Story and photos by Lara Pickford-Gordon
Winston Daniel is proud to say he is the third generation of his family involved in Carnival. He is passionate about the preservation of traditional mas because it is “ours”.
He created four dragons which took part in the traditional mas competition held at Victoria Square last Wednesday and danced in the dragon festival Carnival Friday. They are also on the streets Carnival Monday. Daniel was involved in children’s mas creating a king, queen and five individuals.
He is originally from Panco Lane, San Fernando and also lived in Port of Spain and finally Diego Martin where he has been a resident at Abdool Lane, Petit Valley for more than 30 years.
He said when he was eight or nine years, relatives came to his home in 1948 to sing Parang and an uncle offered to make a ‘guarahoon’ costume for him. “I am part Indian extract; they used to call me ‘punjabee’. He came one day and said ‘punjab, I am going to disguise you’. They didn’t have no ‘play mas’ in my time. It was disguise,” Daniel told the Catholic News in an interview at his home on January 31.
He played ‘guarahoon’ for the first time in 1949 and for three years after, then he played ‘Red Indian’. “I was known for playing Indian,” Daniel said pointing to a wall in his office covered with photographs.
As a young man Daniel travelled to other islands—St Kitts, Antigua, Grenada, and Jamaica to create costumes. He constructed queen costumes which were shipped to Martinique for the Carnival. Daniel also taught costume construction in the islands.
While on a visit to teach in Martinique, he met a man who was third generation in participating in ‘devil’ mas. Through an interpreter friend Daniel heard about the man’s legacy. It occurred to him that “beast mas” was missing in Trinidad.
“As a small kid I used to run by the Penny Bank at George Street corner to watch beast fight…I used to watch a beast coming from Old St Joseph Road and a red one coming from where All Stars is (Duke Street) ….I was fascinated with the dance, with the imps and them dancing,” Daniel said.
Also memorable for him was seeing the antics when the beasts encountered water. There once was a barrack yard from Charlotte Street (where the Salvation Army is) to the Dry River and residents would throw out the water from their wares and laundry into the drain at the Penny Bank. “When the imps come they could not cross it because imps and demons can’t handle water.”
Daniel said from then he was fascinated with the dances and costume structure of ‘beast mas’. Thinking of the legacy of Patrick ‘Chinee Patrick’ Jones and Skeedo Phillips who introduced the dragon mas in 1907, he told himself, “I can’t let that fall by the wayside.” He returned to Trinidad resolved to play another kind of character and conducted research.
A dragon costume is labour intensive. In summary, he said galvanise wire is bent to shape the headpiece. Then paper used to cover the wire and small scales stuck to the frame. The scales for the head and body are made of cross-link polystyrene foam.

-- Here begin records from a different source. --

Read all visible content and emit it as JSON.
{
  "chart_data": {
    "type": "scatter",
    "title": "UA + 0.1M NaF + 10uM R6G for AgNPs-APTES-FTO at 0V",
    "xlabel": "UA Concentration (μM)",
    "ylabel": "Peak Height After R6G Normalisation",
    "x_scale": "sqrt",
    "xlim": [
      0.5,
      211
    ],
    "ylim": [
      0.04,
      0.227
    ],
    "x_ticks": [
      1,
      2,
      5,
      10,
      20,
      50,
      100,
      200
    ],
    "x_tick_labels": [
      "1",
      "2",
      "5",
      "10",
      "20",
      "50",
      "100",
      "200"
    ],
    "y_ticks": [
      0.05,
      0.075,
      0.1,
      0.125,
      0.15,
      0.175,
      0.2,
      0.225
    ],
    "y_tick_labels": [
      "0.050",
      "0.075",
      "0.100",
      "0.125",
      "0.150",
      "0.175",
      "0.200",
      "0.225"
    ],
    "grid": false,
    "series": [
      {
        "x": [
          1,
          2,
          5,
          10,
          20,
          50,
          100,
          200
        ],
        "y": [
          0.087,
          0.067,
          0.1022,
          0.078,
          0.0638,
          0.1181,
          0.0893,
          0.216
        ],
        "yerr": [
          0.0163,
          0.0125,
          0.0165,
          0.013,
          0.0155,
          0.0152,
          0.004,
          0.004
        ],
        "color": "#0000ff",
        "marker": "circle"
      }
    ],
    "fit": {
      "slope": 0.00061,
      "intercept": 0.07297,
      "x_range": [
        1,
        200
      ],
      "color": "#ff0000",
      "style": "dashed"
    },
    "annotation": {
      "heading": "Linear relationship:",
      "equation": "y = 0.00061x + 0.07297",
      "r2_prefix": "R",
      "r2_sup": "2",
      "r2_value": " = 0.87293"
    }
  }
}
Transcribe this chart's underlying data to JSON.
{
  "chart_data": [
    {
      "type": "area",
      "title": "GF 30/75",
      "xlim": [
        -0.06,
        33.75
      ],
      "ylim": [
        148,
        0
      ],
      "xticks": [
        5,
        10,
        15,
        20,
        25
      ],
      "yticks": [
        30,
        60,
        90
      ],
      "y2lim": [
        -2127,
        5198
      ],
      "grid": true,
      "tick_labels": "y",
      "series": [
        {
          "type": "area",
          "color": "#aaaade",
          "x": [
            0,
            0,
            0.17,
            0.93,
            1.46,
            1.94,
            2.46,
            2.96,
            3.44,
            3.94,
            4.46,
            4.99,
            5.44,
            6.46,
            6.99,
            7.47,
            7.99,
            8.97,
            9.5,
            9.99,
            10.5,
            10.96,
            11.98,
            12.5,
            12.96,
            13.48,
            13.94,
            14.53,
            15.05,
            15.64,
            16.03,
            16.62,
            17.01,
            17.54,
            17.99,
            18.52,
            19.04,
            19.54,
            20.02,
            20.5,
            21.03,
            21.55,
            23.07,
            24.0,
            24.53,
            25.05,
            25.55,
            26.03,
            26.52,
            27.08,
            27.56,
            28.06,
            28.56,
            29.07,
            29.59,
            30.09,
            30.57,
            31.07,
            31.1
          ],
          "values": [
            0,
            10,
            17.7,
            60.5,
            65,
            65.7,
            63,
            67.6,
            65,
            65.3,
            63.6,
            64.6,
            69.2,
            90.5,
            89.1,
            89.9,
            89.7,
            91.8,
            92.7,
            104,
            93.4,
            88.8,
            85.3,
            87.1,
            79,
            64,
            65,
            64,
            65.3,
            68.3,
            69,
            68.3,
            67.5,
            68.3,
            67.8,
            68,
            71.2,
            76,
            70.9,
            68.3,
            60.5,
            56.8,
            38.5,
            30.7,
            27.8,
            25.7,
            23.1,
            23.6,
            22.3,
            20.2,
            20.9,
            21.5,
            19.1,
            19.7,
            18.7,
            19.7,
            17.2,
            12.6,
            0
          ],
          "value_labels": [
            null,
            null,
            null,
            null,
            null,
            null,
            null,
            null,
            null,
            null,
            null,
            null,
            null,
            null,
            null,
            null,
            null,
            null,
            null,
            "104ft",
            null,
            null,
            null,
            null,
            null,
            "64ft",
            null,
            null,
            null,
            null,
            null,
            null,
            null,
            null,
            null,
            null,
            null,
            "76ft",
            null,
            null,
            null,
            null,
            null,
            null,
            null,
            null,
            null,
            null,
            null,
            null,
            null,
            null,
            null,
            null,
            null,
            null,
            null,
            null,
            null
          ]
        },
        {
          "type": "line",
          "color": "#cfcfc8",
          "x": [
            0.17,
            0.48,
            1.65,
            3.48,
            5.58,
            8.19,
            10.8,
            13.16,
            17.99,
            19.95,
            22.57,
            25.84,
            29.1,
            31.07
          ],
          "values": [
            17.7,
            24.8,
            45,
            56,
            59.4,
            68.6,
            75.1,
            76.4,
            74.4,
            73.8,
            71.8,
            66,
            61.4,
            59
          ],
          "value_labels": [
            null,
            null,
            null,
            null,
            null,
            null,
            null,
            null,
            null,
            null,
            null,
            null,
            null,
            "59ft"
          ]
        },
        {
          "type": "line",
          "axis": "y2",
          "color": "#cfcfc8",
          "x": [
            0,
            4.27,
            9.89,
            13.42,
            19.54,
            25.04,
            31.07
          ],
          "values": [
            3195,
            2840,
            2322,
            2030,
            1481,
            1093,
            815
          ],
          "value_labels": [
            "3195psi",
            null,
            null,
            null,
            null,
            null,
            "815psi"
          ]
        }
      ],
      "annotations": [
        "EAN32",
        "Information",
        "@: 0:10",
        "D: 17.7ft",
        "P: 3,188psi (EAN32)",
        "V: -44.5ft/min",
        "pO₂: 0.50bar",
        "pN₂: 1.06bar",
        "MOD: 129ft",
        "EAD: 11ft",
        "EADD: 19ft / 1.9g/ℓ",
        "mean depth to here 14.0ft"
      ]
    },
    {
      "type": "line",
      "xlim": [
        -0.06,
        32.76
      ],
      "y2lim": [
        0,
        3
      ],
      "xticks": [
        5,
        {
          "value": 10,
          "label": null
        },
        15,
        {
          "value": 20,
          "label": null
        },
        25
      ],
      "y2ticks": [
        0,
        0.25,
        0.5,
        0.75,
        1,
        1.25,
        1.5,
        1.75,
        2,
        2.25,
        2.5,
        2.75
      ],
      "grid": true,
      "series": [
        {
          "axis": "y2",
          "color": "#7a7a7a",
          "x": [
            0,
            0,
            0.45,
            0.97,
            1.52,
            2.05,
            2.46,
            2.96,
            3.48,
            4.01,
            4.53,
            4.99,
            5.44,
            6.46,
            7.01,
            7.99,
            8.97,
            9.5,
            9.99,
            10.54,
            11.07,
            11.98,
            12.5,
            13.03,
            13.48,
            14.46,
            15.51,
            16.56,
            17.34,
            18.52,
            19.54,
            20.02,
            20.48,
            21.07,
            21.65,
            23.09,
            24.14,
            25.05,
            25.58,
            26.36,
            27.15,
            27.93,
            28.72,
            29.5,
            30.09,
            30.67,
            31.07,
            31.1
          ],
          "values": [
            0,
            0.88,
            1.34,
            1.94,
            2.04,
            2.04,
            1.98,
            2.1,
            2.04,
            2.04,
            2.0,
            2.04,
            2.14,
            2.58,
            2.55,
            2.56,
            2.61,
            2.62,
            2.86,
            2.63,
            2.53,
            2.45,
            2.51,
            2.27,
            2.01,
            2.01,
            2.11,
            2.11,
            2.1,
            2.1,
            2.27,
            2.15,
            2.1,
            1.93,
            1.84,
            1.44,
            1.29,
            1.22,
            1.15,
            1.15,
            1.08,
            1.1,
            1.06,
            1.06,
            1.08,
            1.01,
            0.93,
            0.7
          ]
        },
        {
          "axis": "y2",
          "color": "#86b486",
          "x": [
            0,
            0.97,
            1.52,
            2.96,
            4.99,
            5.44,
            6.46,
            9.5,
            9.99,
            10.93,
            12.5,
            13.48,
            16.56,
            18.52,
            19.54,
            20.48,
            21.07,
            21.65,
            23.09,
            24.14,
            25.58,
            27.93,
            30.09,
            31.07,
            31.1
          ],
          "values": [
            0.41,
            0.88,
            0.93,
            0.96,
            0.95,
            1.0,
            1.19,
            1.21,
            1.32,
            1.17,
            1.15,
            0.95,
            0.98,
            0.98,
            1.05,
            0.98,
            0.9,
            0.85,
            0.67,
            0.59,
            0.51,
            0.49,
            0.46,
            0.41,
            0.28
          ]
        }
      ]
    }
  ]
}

After being assembled, it is sent for air brushing. A tailor is enlisted to sew a bodysuit to fit the masquerader and large scales glued on. The dragon’s chest is also made using cross-link foam glued to a pattern, while the arms are created using mason’s gloves which are spray painted the colour of the portrayal and covered with small scales.
The claws are made from plastic which is manually shaped after being heated with a glue gun. The dragon’s fearsome eyes are made using large black sequins.

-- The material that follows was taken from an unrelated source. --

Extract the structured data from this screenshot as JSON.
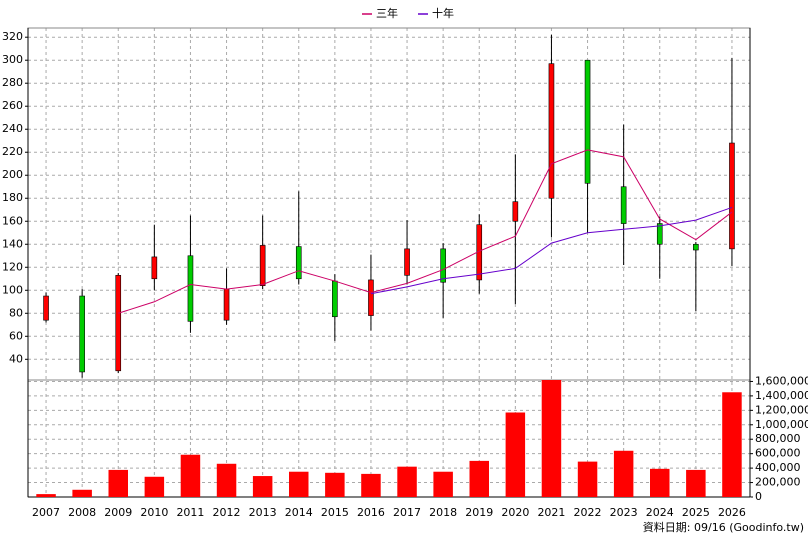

Work on the 2018 dragon costumes began around Boxing Day and were completed “over a period of time”. Health issues caused a delay.
There is a room where Carnival portrayals of yesteryear are stored. He displays a ‘burrokeets’ costume, a large head of a ‘Bookman’ and other characters. Having seen other Carnivals in the region, he is proud, “Look how much traditional mas we have”.
Daniel called for “an injection of capital” to help the small groups bringing out dragons, ‘Baby Dolls’, ‘Dame Lorraines’ , ‘Fancy Sailors’, ‘Black Indians’ etc.
Some characters are very costly. He showed the sequined fabric used for a ‘Bookman’ he played some years ago which was bought in the United States. “When you go by people who sell Indian bridal cloth to make the sleeves, plenty money for a yard of that. Sometimes you have to buy five yards—your cost done jump up already,” he added.
While big bands get sponsors, the ‘traditionalists’ as he calls them, don’t even get acknowledgement for letters appealing for support.
Daniel said Carnival is street theatre consisting of performance and speech. Yet when the ‘robbers’, ‘Indians’ and ‘Pierrot Grenades’ are on stage they are rushed off by persons cleaning. He complained, “Allyuh only want to see beads and bikini? They not interested in the oral part of our Carnival, people line up waiting to sweep we off the stage, ‘Indians’, ‘Robbers’, ‘Pierrot’ can’t talk…”
As for judges, whether one of his costumes scores or gets zero from the judges, he says “my public is my judge”.
Two years ago a bad fall caused Daniel to stop playing mas on the streets but he continues creating. Schools invite him to teach costume construction and wire bending.